Kontraktor pelaksana proyek, PT. Darmawangsa Karya Mandiri asal Surabaya, disebut telah menjalankan pekerjaan konstruksi tanpa kejelasan izin yang lengkap. Hal ini semakin memperkuat dugaan adanya pembiaran terhadap aktivitas pembangunan yang melanggar aturan.

Ironisnya, pembangunan villa tersebut juga dinilai abai terhadap prinsip pemberdayaan masyarakat lokal. Tidak terlihat adanya pelibatan tenaga kerja dari Dusun Jelengah, Desa Beru, maupun masyarakat Kabupaten Sumbawa Barat secara umum.
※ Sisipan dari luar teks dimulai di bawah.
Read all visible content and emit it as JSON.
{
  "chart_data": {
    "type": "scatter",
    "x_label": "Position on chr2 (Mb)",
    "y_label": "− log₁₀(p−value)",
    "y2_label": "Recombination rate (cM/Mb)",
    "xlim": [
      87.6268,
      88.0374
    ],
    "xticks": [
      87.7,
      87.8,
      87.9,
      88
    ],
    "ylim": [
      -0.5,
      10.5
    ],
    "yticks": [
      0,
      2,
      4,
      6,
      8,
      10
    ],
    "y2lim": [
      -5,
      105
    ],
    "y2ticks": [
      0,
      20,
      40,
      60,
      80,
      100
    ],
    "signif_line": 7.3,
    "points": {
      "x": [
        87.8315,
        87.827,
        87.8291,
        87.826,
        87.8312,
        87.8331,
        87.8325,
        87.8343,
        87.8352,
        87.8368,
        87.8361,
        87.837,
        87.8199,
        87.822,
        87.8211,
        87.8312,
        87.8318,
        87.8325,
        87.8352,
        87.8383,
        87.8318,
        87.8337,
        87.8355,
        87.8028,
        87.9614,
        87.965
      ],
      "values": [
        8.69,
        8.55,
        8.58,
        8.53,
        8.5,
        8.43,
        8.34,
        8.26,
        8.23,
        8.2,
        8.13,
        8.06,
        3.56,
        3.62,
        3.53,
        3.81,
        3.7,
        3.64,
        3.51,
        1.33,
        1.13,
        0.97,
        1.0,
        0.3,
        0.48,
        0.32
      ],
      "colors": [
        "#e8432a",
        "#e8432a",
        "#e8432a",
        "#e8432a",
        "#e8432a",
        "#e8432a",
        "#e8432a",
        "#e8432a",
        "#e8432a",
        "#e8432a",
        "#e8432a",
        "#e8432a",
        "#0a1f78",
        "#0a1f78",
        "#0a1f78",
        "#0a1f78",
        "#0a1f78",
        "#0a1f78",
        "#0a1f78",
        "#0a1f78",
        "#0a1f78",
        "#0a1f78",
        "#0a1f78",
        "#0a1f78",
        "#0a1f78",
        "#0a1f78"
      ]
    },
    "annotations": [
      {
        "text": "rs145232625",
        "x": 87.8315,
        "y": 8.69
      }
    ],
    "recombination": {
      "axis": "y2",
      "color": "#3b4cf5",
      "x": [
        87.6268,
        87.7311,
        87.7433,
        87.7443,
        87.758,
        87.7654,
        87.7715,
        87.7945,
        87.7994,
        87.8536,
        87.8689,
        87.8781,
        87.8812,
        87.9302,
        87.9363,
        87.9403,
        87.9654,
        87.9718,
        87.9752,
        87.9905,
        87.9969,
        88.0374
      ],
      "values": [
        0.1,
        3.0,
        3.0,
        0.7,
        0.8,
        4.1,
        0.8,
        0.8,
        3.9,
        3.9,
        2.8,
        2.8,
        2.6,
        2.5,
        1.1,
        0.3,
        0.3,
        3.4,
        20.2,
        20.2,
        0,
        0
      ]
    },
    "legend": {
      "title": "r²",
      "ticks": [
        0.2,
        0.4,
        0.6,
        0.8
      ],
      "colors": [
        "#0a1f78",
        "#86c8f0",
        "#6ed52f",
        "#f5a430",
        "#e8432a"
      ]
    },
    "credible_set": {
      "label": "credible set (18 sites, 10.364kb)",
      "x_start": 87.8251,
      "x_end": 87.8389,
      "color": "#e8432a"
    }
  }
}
Pemerhati pariwisata dan lingkungan, Hasan Aldhy Pratama, menilai kondisi ini sebagai bentuk kegagalan tata kelola investasi daerah. Ia menegaskan bahwa pembangunan pariwisata tanpa izin lengkap adalah preseden buruk bagi daerah yang tengah berupaya menarik investasi berkualitas.

“Ini bukan sekadar soal administrasi, ini soal komitmen terhadap hukum dan keberlanjutan lingkungan. Kalau dari awal sudah dilanggar, bagaimana kita bisa percaya proyek ini akan berpihak pada masyarakat?,” tegas Hasan kepada media ini, Kamis, 23 April 2026.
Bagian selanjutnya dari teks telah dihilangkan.